In that case, Apple wanted to make the screen taller, so it would be in a 16:9 aspect ratio. This would give more room to all apps, and it would make video play more naturally, since most modern video is 16:9.
How could Apple make the screen taller without screwing up apps again? Apple kept the pixels-per-inch the same as previous phones, they just extended the screen vertically to make it 16:9.
This solved many problems: existing apps would run just fine, they’d just be letter-boxed with black bars at the top and bottom. Again the size of buttons and controls would be exactly the same, so UX designers wouldn’t have to worry about stretched buttons or controls; they’d just have some extra screen space at the bottom where they might add more content or a toolbar. UI designers would have nothing to worry about since the graphics are all the same size (except maybe a taller background image). And developers would have little to worry about except maybe the extra content or toolbar the UX designer would add. Another problem brilliantly solved by Apple.

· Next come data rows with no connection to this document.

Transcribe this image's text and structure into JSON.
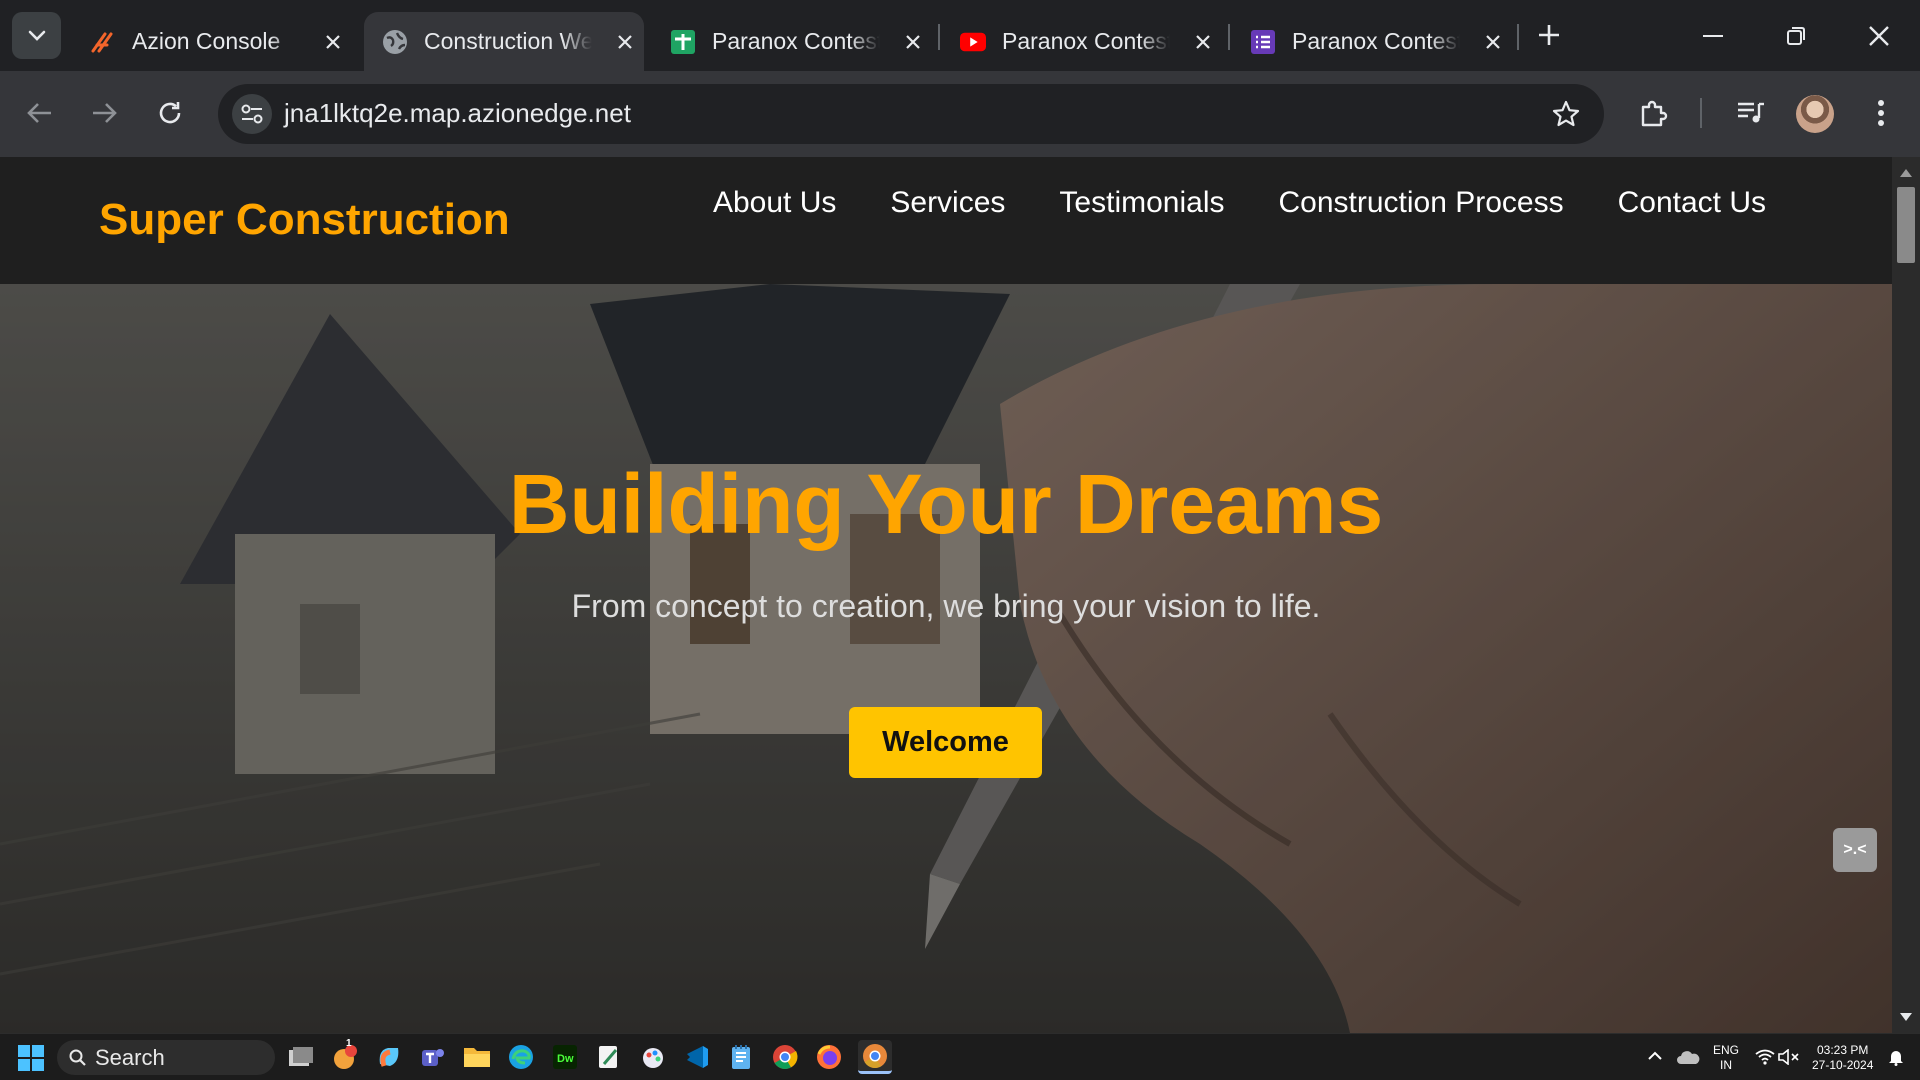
{
  "browser": {
    "tabs": [
      {
        "title": "Azion Console",
        "icon": "azion-logo-icon",
        "active": false
      },
      {
        "title": "Construction Website",
        "icon": "globe-icon",
        "active": true
      },
      {
        "title": "Paranox Contest",
        "icon": "sheets-plus-icon",
        "active": false
      },
      {
        "title": "Paranox Contest",
        "icon": "youtube-icon",
        "active": false
      },
      {
        "title": "Paranox Contest",
        "icon": "forms-list-icon",
        "active": false
      }
    ],
    "address_bar": {
      "url": "jna1lktq2e.map.azionedge.net"
    }
  },
  "site": {
    "brand": "Super Construction",
    "nav": [
      "About Us",
      "Services",
      "Testimonials",
      "Construction Process",
      "Contact Us"
    ],
    "hero": {
      "title": "Building Your Dreams",
      "subtitle": "From concept to creation, we bring your vision to life.",
      "button": "Welcome"
    },
    "float_widget": ">.<"
  },
  "taskbar": {
    "search_label": "Search",
    "apps": [
      "task-view-icon",
      "chat-widget-icon",
      "copilot-icon",
      "teams-icon",
      "file-explorer-icon",
      "edge-icon",
      "dreamweaver-icon",
      "notepad-edit-icon",
      "paint-icon",
      "vscode-icon",
      "notepad-icon",
      "chrome-icon",
      "firefox-icon",
      "chrome-canary-icon"
    ],
    "apps_badge": "1",
    "tray": {
      "lang_line1": "ENG",
      "lang_line2": "IN",
      "time": "03:23 PM",
      "date": "27-10-2024"
    }
  },
  "colors": {
    "brand": "#ffa500",
    "button": "#ffc400",
    "header_bg": "#1f1f1f",
    "browser_bg": "#202124"
  }
}
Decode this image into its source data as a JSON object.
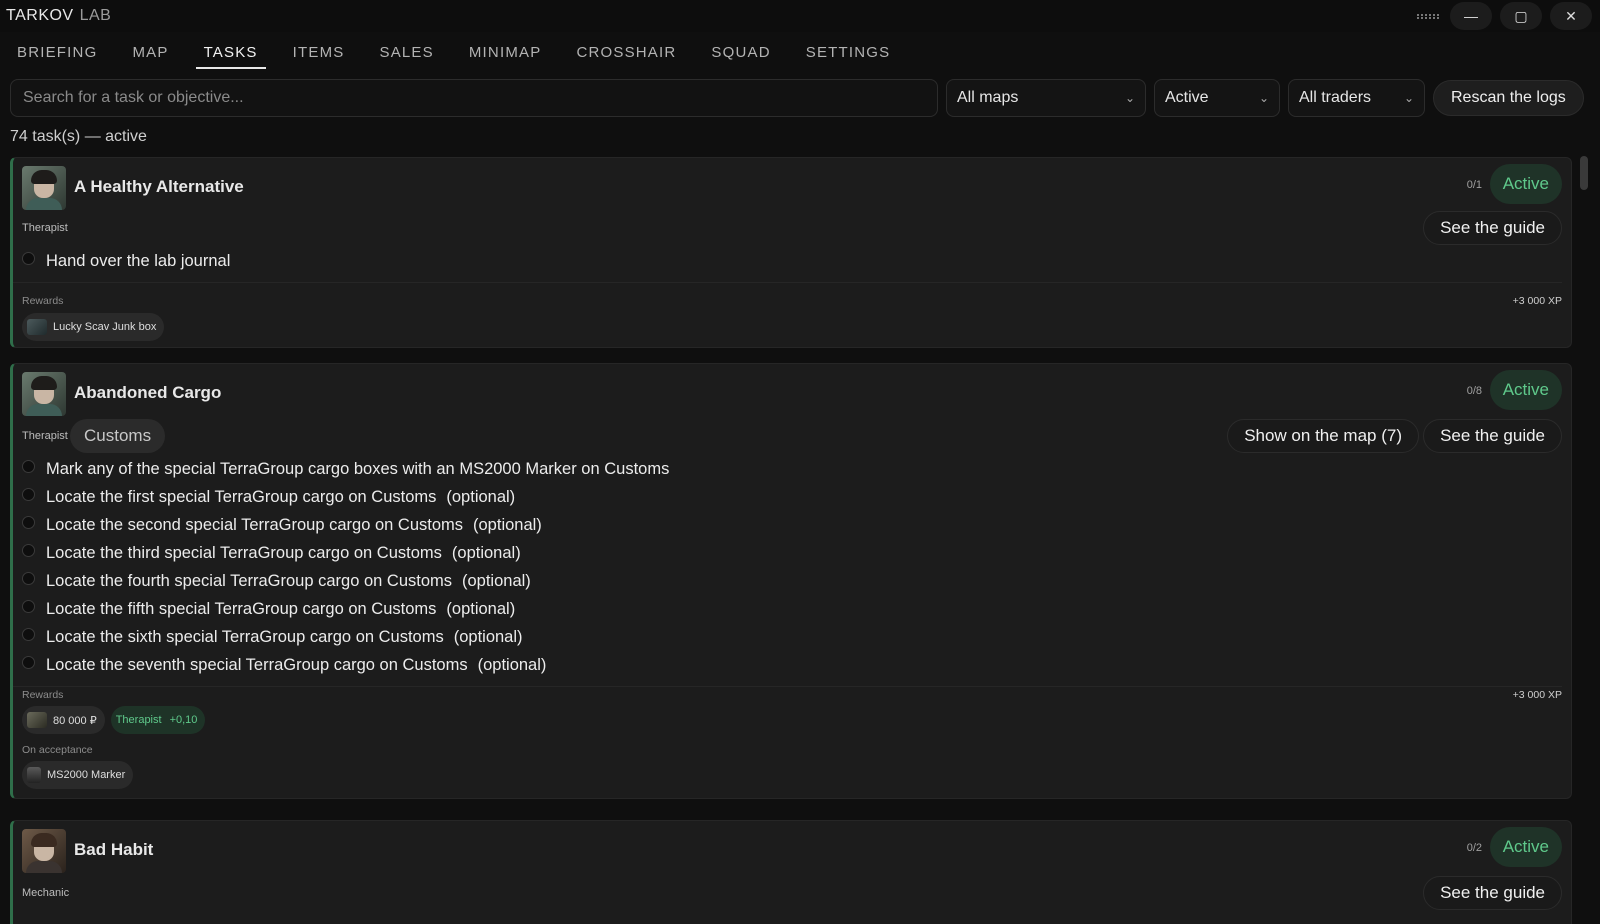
{
  "app": {
    "title_main": "TARKOV",
    "title_light": "LAB"
  },
  "window_controls": {
    "grip_icon": "drag-grip-icon",
    "minimize": "—",
    "maximize": "▢",
    "close": "✕"
  },
  "nav": {
    "tabs": [
      {
        "label": "BRIEFING",
        "active": false
      },
      {
        "label": "MAP",
        "active": false
      },
      {
        "label": "TASKS",
        "active": true
      },
      {
        "label": "ITEMS",
        "active": false
      },
      {
        "label": "SALES",
        "active": false
      },
      {
        "label": "MINIMAP",
        "active": false
      },
      {
        "label": "CROSSHAIR",
        "active": false
      },
      {
        "label": "SQUAD",
        "active": false
      },
      {
        "label": "SETTINGS",
        "active": false
      }
    ]
  },
  "filters": {
    "search_placeholder": "Search for a task or objective...",
    "search_value": "",
    "map": "All maps",
    "status": "Active",
    "trader": "All traders",
    "rescan_label": "Rescan the logs",
    "chevron": "⌄"
  },
  "summary": {
    "count_text": "74 task(s) — active"
  },
  "tasks": [
    {
      "title": "A Healthy Alternative",
      "trader": "Therapist",
      "progress": "0/1",
      "status": "Active",
      "guide_label": "See the guide",
      "objectives": [
        {
          "text": "Hand over the lab journal",
          "optional": ""
        }
      ],
      "rewards_label": "Rewards",
      "xp": "+3 000 XP",
      "rewards": [
        {
          "label": "Lucky Scav Junk box"
        }
      ]
    },
    {
      "title": "Abandoned Cargo",
      "trader": "Therapist",
      "map_tag": "Customs",
      "progress": "0/8",
      "status": "Active",
      "show_map_label": "Show on the map (7)",
      "guide_label": "See the guide",
      "objectives": [
        {
          "text": "Mark any of the special TerraGroup cargo boxes with an MS2000 Marker on Customs",
          "optional": ""
        },
        {
          "text": "Locate the first special TerraGroup cargo on Customs",
          "optional": "(optional)"
        },
        {
          "text": "Locate the second special TerraGroup cargo on Customs",
          "optional": "(optional)"
        },
        {
          "text": "Locate the third special TerraGroup cargo on Customs",
          "optional": "(optional)"
        },
        {
          "text": "Locate the fourth special TerraGroup cargo on Customs",
          "optional": "(optional)"
        },
        {
          "text": "Locate the fifth special TerraGroup cargo on Customs",
          "optional": "(optional)"
        },
        {
          "text": "Locate the sixth special TerraGroup cargo on Customs",
          "optional": "(optional)"
        },
        {
          "text": "Locate the seventh special TerraGroup cargo on Customs",
          "optional": "(optional)"
        }
      ],
      "rewards_label": "Rewards",
      "xp": "+3 000 XP",
      "rewards": [
        {
          "label": "80 000 ₽"
        }
      ],
      "rep_reward": {
        "trader": "Therapist",
        "amount": "+0,10"
      },
      "acceptance_label": "On acceptance",
      "acceptance_items": [
        {
          "label": "MS2000 Marker"
        }
      ]
    },
    {
      "title": "Bad Habit",
      "trader": "Mechanic",
      "progress": "0/2",
      "status": "Active",
      "guide_label": "See the guide"
    }
  ],
  "colors": {
    "accent_green": "#5fc98b",
    "card_bg": "#1c1c1c",
    "app_bg": "#0f0f0f"
  }
}
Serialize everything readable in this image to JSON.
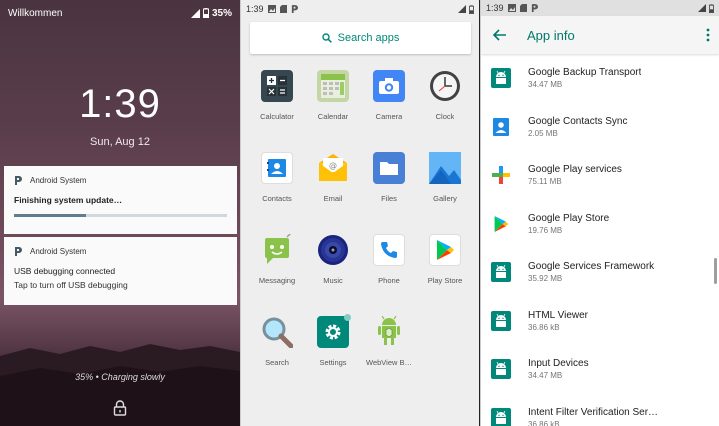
{
  "lock_screen": {
    "carrier": "Willkommen",
    "battery": "35%",
    "time": "1:39",
    "date": "Sun, Aug 12",
    "notifications": [
      {
        "app": "Android System",
        "title": "Finishing system update…",
        "progress": 0.34
      },
      {
        "app": "Android System",
        "title": "USB debugging connected",
        "text": "Tap to turn off USB debugging"
      }
    ],
    "charging": "35% • Charging slowly"
  },
  "drawer": {
    "time": "1:39",
    "search_placeholder": "Search apps",
    "apps": [
      {
        "label": "Calculator",
        "icon": "calculator-icon"
      },
      {
        "label": "Calendar",
        "icon": "calendar-icon"
      },
      {
        "label": "Camera",
        "icon": "camera-icon"
      },
      {
        "label": "Clock",
        "icon": "clock-icon"
      },
      {
        "label": "Contacts",
        "icon": "contacts-icon"
      },
      {
        "label": "Email",
        "icon": "email-icon"
      },
      {
        "label": "Files",
        "icon": "files-icon"
      },
      {
        "label": "Gallery",
        "icon": "gallery-icon"
      },
      {
        "label": "Messaging",
        "icon": "messaging-icon"
      },
      {
        "label": "Music",
        "icon": "music-icon"
      },
      {
        "label": "Phone",
        "icon": "phone-icon"
      },
      {
        "label": "Play Store",
        "icon": "play-store-icon"
      },
      {
        "label": "Search",
        "icon": "search-icon"
      },
      {
        "label": "Settings",
        "icon": "settings-icon"
      },
      {
        "label": "WebView B…",
        "icon": "webview-icon"
      }
    ]
  },
  "app_info": {
    "time": "1:39",
    "title": "App info",
    "apps": [
      {
        "name": "Google Backup Transport",
        "size": "34.47 MB",
        "icon": "android-icon"
      },
      {
        "name": "Google Contacts Sync",
        "size": "2.05 MB",
        "icon": "contacts-sync-icon"
      },
      {
        "name": "Google Play services",
        "size": "75.11 MB",
        "icon": "play-services-icon"
      },
      {
        "name": "Google Play Store",
        "size": "19.76 MB",
        "icon": "play-store-icon"
      },
      {
        "name": "Google Services Framework",
        "size": "35.92 MB",
        "icon": "android-icon"
      },
      {
        "name": "HTML Viewer",
        "size": "36.86 kB",
        "icon": "android-icon"
      },
      {
        "name": "Input Devices",
        "size": "34.47 MB",
        "icon": "android-icon"
      },
      {
        "name": "Intent Filter Verification Ser…",
        "size": "36.86 kB",
        "icon": "android-icon"
      }
    ]
  },
  "colors": {
    "accent": "#00897b",
    "android_green": "#00897b"
  }
}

So now, we’re up to the iPhone 6 4.7” and 5.5” models. What constraints does Apple have now?
It’s important to note that the 2x scaling used in the iPhone 4 is less relevant now. It was important then because of the sheer numbers of graphics, backgrounds, and button images that developers used (including Apple). With iOS 7’s flat, undecorated look, there are virtually no images in apps, anymore, other than maybe for a tab bar and a few toolbar icons. So that point is pretty much moot.
The other limitation (for developers) back in the days of iOS 4 and the iPhone was that laying out an app was painstaking work that required pixel perfect precision. Apple’s developer tools such as Interface Builder in Xcode had crude tools for dealing with layout changes. But as of iOS 6 and Xcode 4, Apple introduced Auto Layout which makes app dimension changes much easier to deal with.
Conclusion? There is much less need for screens that are exact doublings (or 1.5x) of existing screen sizes. The limitations that Apple had for the iPhone 4 and iPhone 5 simply don’t exist—because iOS 7’s flat look and Xcode’s Auto Layout mean there isn’t much additional work for developers.